I was standing on a noisy corner
I was waiting for the walking green
Across the street he stood
And he played real good
He was playin’ real good for free…
_ Joni Mitchell, He Played Real Good For Free
As Christmas Day approaches, numerous vendors and performers have taken to the streets to sell their wares or to promote their musical aspirations. Every once in a while, there is one so special that it boggles the imagination, pondering how such an artist could be so easily overlooked or forgotten. Such was the case a couple of days ago. While scouting for small token gifts, we spotted a nicely attired, white-haired gentleman sitting with a full harp pressed against his shoulder. Next to him stood a folding case on stand, which displayed various cds. A small bag sat at his feet, collecting an occasional coin from passersby.
As we approached, the sounds ringing from the harp were obviously picked by the hands of a master and not an amateur. After dropping a contribution, we paused to listen, first at a distance, and moved in to take a closer look at his selection of disks. The harpist´s name was Juanito Carrasco, and his repertoire was folk music from all over Latin America. His harp of choice that day was a 36 string, in the style (and may actually had been) of those made by Lino Ruiz Diaz in Paraguay.
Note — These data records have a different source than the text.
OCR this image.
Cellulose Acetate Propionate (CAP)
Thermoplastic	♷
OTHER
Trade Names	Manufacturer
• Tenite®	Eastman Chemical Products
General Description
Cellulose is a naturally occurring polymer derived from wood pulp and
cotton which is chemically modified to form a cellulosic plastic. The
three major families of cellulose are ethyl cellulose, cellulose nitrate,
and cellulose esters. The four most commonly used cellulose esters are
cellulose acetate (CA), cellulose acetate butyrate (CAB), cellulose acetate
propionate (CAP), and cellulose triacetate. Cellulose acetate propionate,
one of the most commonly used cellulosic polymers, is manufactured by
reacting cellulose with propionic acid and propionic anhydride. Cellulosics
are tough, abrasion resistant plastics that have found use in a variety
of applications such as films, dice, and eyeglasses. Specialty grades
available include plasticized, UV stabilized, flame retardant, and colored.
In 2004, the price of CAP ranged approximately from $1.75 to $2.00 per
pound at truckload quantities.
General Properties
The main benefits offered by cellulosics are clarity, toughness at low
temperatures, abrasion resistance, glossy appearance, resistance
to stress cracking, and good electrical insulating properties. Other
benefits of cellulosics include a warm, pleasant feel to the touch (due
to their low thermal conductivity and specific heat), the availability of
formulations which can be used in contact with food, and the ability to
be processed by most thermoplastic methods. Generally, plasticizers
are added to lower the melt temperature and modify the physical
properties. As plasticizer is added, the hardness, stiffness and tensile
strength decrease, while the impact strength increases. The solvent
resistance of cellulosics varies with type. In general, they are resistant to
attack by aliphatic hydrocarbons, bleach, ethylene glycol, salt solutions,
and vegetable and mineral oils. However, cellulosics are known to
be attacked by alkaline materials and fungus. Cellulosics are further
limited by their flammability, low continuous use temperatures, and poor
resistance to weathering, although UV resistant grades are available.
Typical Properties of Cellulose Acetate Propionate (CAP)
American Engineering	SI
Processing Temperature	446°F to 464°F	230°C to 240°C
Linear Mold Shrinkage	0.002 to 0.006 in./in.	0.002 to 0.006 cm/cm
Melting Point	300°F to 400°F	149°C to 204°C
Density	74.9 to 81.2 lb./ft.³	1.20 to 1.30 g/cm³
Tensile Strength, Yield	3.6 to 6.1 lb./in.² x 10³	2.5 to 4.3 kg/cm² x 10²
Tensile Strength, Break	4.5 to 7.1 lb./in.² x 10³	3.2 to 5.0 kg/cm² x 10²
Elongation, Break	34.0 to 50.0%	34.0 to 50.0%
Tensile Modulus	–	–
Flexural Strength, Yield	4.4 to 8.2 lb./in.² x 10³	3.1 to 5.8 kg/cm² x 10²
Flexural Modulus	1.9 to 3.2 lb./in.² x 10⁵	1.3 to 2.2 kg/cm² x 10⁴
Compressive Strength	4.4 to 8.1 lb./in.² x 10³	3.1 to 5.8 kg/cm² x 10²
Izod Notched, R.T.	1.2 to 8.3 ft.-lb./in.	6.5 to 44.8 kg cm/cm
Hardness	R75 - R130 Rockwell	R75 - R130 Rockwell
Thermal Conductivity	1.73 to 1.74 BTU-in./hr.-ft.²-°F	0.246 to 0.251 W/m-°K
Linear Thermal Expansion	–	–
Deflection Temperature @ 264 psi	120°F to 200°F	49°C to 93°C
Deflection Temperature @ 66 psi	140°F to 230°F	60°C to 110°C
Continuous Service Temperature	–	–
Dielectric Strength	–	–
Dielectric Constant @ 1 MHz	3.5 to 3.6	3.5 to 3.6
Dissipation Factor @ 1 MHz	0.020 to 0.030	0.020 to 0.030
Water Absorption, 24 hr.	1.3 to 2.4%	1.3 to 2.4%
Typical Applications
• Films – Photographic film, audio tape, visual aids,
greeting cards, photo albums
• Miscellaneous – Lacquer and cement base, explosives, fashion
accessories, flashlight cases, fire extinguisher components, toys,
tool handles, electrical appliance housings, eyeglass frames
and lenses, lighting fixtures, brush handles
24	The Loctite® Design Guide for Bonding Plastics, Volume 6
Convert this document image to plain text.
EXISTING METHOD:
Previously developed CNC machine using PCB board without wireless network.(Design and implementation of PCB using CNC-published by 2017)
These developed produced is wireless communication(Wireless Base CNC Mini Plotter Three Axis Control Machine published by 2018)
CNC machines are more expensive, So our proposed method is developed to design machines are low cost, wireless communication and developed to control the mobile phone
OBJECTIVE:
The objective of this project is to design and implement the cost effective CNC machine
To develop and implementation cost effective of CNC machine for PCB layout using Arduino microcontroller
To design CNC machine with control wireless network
It was a real treat to hear a fine musician playing openly, and for free. Once we displayed an interest in his music and cds, others began to gather around, inspecting the selection and requesting to hear him play excerpts from the collections. Several transactions were made by the time we finalized ours.
While online research has revealed little information about Mr. Carrasco, a number of sites displayed his music for purchase, YouTube features videos, and even Amazon offers MP3s of his repertoire. For a real treat in ethnic music, just give his name a google.